Proper Technique/Stroke

"Another important aspect of ensuring proper biomechanics is proper stroke technique in the water," Vigil says. "Now, while this is best accomplished by employing the guidance of a swim coach," Vigal says there are some simple things you can employ on your own. For example, make sure you enter the water with your finger tips first and press directly back behind you (like a catch and pull).

Cross Training

"A regimen of land-based exercises to help ensure proper shoulder mechanics is recommended for all swimmers," Vigil says. The most fundamental part is strengthening your shoulders' rotator cuff muscles.
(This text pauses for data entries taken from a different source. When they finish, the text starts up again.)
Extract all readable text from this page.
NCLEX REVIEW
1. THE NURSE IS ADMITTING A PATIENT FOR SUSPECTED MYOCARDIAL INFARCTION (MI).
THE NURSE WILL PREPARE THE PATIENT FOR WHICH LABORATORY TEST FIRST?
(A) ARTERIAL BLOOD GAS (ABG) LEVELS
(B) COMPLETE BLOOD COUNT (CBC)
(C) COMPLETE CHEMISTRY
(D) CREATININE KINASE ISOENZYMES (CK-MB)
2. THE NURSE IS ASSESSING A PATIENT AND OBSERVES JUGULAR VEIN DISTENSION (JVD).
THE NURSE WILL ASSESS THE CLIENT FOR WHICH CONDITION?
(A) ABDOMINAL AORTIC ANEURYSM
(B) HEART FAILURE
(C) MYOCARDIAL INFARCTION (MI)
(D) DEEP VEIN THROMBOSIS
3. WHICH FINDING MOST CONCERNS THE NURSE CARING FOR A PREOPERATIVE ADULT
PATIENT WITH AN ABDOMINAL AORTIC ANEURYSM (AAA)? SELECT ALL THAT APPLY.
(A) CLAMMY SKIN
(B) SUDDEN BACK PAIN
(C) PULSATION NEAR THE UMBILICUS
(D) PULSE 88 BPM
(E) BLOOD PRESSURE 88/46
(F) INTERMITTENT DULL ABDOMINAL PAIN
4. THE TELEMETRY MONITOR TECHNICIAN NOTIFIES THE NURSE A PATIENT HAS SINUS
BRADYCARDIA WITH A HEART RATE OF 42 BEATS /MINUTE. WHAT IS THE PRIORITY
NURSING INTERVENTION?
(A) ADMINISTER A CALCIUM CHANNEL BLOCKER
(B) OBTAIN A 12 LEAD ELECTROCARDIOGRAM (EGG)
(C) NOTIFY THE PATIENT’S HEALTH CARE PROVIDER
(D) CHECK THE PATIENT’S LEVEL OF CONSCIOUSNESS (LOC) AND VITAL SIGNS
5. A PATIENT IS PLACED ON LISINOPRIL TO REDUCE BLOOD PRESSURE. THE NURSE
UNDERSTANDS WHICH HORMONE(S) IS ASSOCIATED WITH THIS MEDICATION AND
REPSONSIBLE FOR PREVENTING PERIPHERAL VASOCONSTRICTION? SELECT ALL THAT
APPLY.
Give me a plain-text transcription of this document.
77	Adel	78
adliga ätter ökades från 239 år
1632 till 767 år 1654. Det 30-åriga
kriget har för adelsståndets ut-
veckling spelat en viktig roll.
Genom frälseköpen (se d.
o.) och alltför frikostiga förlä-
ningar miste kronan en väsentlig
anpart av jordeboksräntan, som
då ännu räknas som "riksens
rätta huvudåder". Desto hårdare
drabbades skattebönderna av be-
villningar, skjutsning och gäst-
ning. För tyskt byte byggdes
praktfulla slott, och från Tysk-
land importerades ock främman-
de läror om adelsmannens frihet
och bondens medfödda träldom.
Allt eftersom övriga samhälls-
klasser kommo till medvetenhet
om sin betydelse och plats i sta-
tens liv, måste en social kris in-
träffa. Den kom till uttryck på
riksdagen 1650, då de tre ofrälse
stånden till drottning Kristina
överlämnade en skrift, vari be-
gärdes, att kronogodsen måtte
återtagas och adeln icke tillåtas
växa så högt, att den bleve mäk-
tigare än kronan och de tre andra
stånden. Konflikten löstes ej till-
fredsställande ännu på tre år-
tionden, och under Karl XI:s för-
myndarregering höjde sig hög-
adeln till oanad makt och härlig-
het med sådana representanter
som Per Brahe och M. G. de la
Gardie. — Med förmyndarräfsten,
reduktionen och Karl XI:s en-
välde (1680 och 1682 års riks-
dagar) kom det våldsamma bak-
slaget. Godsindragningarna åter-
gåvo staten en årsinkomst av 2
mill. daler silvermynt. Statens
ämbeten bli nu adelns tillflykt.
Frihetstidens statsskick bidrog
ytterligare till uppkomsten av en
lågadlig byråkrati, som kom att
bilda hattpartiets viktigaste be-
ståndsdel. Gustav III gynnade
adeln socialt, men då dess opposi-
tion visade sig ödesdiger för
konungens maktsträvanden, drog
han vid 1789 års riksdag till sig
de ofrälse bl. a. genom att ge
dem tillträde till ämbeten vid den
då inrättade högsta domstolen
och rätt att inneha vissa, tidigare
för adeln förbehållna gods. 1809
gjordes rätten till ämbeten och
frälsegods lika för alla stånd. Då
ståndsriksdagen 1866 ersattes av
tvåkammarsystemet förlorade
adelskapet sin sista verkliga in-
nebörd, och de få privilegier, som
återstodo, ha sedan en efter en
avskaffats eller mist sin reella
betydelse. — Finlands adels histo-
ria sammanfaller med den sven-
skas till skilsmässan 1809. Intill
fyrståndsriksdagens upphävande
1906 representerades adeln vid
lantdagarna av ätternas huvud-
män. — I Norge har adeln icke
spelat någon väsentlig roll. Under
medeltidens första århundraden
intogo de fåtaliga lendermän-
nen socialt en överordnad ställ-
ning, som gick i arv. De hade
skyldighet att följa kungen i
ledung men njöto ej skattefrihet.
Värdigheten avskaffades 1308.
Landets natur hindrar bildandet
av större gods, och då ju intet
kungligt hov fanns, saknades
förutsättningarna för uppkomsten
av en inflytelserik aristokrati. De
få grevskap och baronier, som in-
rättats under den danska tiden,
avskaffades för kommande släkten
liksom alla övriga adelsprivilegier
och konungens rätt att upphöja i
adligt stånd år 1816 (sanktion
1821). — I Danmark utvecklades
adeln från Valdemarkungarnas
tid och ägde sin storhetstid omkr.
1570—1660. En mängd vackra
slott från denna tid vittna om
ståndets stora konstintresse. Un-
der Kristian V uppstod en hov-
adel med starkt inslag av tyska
Do moves like alternating dumbbell press (for stability through the shoulder joint), lateral lunges (to open and rotate the hips), and pullups (to build strength and mimic engagement and extension through your shoulders, lats, and back). Read The 10 Best Exercises for Swimmers for more moves and a recommendation on how to incorporate them in a weekly routine. 

Rest and Recovery

Take a few days off per week from swimming to allow for recovery. If you're not a competitive athlete, you don't need to be in the water every day; in fact, this is counterintuitive to your training since you severely up your odds of injury. Get sufficient sleep at night to ensure your muscles are recuperating, apply ice and/or heat when you're particularly sore, and don't hesitate to meet with a physical therapist to come up with an injury prevention strategy.

Lessen Repetitive Motions  

"Risk of overuse injuries can be decreased by varying your training program," Vigil says. Incorporate the three basic strokes (freestyle, breaststroke, and back stroke) rather than sticking to the same one all the time.